A modern basketball player who is this successful at his or her craft has, inherently, a set of responsibilities that extends far beyond his or her exploits on the basketball court. Take this Nike commercial featuring Anthony, nearly a decade old now. The rapid-fire montage of a day in Anthony’s life shows Carmelo making public appearances, getting hounded by autograph-seekers, and taking meetings, all between training sessions on the basketball court. Since Anthony played in Denver when this commercial was shot and has since moved to major-market New York City, his life really does feature this much perpetual activity–including taking time for filming the meta-scenes of this commercial–and this much being the center of everyone’s attention:

In this commercial, during the moments when Anthony is on the court, an unassuming man with a shaved head works out Anthony, tossing tennis balls at him while he dribbles and sending Carmelo through a battery of shooting, dribbling, running drills. It would have been easy for Nike to simply cast an extra as Trainer Man, but, admirably, this man is Idan Ravin, and Ravin is a personal trainer to Anthony and a whole host of other elite NBA stars.

Ravin boasts no formal qualifications as a player or trainer but he holds a whole bunch of de facto ones. Ravin should be considered one of the brightest minds in all of professional basketball, and he is entirely self-taught. I first heard of Ravin, as did most people outside of basketball’s most elite inner sanctums, from a profile of him written by Chris Ballard in Sports Illustrated in 2009. Immediately, I thought, “This man has the best job in the world.” As a freelance tutor who doesn’t advertise–who doesn’t even have set rates for his workouts–Ravin has built his career from the world’s best basketball players endorsing him via word of mouth.

Ravin’s workouts are short, hyper-intentional, and hyper-intense. An NBA coach can run a three-hour practice full of yelling, endless and mindless sprinting, and micromanaging, and the players have to be there regardless of how well the practice is run. Nobody is required, however, to work out with Ravin. But from Anthony to Dwight Howard to LeBron James himself to a veritable All-Star team of NBA players, all return to Ravin voluntarily because of his affable approach: knowing the sheer hectic-ness of players’ schedules, Ravin makes it a point to not get angry if a player is late to a session; his intentional drills expand and diversify their basketball skills in ways that nobody else does. Think of it like an after-school tutoring session, but for PhD candidates only.

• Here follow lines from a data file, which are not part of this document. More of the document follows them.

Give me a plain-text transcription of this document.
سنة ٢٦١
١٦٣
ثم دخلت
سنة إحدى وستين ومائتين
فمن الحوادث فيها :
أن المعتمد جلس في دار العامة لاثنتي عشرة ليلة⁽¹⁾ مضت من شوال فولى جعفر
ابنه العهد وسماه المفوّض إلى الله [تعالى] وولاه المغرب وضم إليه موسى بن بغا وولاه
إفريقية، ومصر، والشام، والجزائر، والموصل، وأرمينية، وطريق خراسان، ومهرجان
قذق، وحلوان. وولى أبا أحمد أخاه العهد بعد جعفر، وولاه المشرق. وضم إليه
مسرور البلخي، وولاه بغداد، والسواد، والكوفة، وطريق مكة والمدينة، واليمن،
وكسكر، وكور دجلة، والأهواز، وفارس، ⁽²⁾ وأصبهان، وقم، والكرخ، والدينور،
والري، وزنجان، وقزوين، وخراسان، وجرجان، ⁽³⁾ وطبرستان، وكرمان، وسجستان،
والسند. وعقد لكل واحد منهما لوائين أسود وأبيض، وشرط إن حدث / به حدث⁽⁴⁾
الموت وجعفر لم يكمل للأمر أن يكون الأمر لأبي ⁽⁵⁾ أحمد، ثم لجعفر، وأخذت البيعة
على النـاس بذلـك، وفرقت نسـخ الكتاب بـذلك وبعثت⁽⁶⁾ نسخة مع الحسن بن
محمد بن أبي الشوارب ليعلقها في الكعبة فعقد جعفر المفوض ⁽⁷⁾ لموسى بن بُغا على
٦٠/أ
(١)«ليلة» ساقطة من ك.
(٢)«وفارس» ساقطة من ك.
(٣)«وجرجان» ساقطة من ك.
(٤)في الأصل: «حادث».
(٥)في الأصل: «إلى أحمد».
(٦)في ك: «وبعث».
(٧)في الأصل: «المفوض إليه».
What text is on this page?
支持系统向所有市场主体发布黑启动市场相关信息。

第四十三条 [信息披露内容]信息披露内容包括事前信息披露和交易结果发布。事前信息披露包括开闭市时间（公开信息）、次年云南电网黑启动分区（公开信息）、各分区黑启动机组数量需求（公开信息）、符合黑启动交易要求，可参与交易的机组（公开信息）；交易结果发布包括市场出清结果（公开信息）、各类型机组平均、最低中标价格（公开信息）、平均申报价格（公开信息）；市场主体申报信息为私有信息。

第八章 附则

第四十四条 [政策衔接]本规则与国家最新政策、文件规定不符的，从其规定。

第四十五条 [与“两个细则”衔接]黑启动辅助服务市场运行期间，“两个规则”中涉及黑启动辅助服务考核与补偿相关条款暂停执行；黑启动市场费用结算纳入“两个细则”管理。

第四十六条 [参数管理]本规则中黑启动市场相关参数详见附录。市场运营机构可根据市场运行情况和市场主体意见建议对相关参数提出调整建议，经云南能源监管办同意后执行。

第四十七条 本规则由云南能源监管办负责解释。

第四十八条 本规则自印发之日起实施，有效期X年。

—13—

What I find inspiring about Ravin’s story, now laid out for us in this year’s riveting The Hoops Whisperer, is that he has attained his career without the help of any connections or hook-ups. An uninspired lawyer by day, Ravin has always pursued excellence in basketball–whether as a youth player or improving the games of the world’s best–with a full-hearted and singular passion. It was unwavering passion and love for the game of basketball that kept Ravin hooked on it as he first coached a youth basketball team after work, and then finally worked out his first college players, and then finally worked out his first professional players, and all the way up to becoming a confidant of a player of Carmelo’s stature.

Ravin put in decades of work before earning his first paycheck in basketball, a tale of admirable and foolhardy tenacity that served to genuinely inspire me to stick to the craft of writing with an iota of the passion that Ravin has for basketball.

At these elite heights of the game, finding ways to improve a player’s already considerable skills is simply not a job for a muscle-bound, testosterone-flooded shouter. In order to actually teach these superstars new dimensions to the game of basketball, Ravin’s approach must be holistic, and usually teeters into the zen. He writes:

Training isn’t confined to a gym. It can mean late nights at home taking notes, eyes on the television during a player’s West Coast road trip; responding to the flurry of text messages after a shitty game; reminding them to do what’s in their best interest; reinforcing the principles we spent an off-season refining; listening when frustrations bubble; offering advice when their personal lives hit a rough patch; lifting spirits on bad days and humbling egos on good days; sitting in Tibetan silence on long flights and car rides because they wanted company, not conversation; attending their birthday celebrations, weddings, and guest appearances to show my unwavering support.

That sounds like a lot of work just to get to Ravin’s one-hour training sessions. It is a lot of work. But if you want to be a master craftsman at something, anything–for Ravin, it so happens to be teaching basketball–you must throw your whole life into the cause.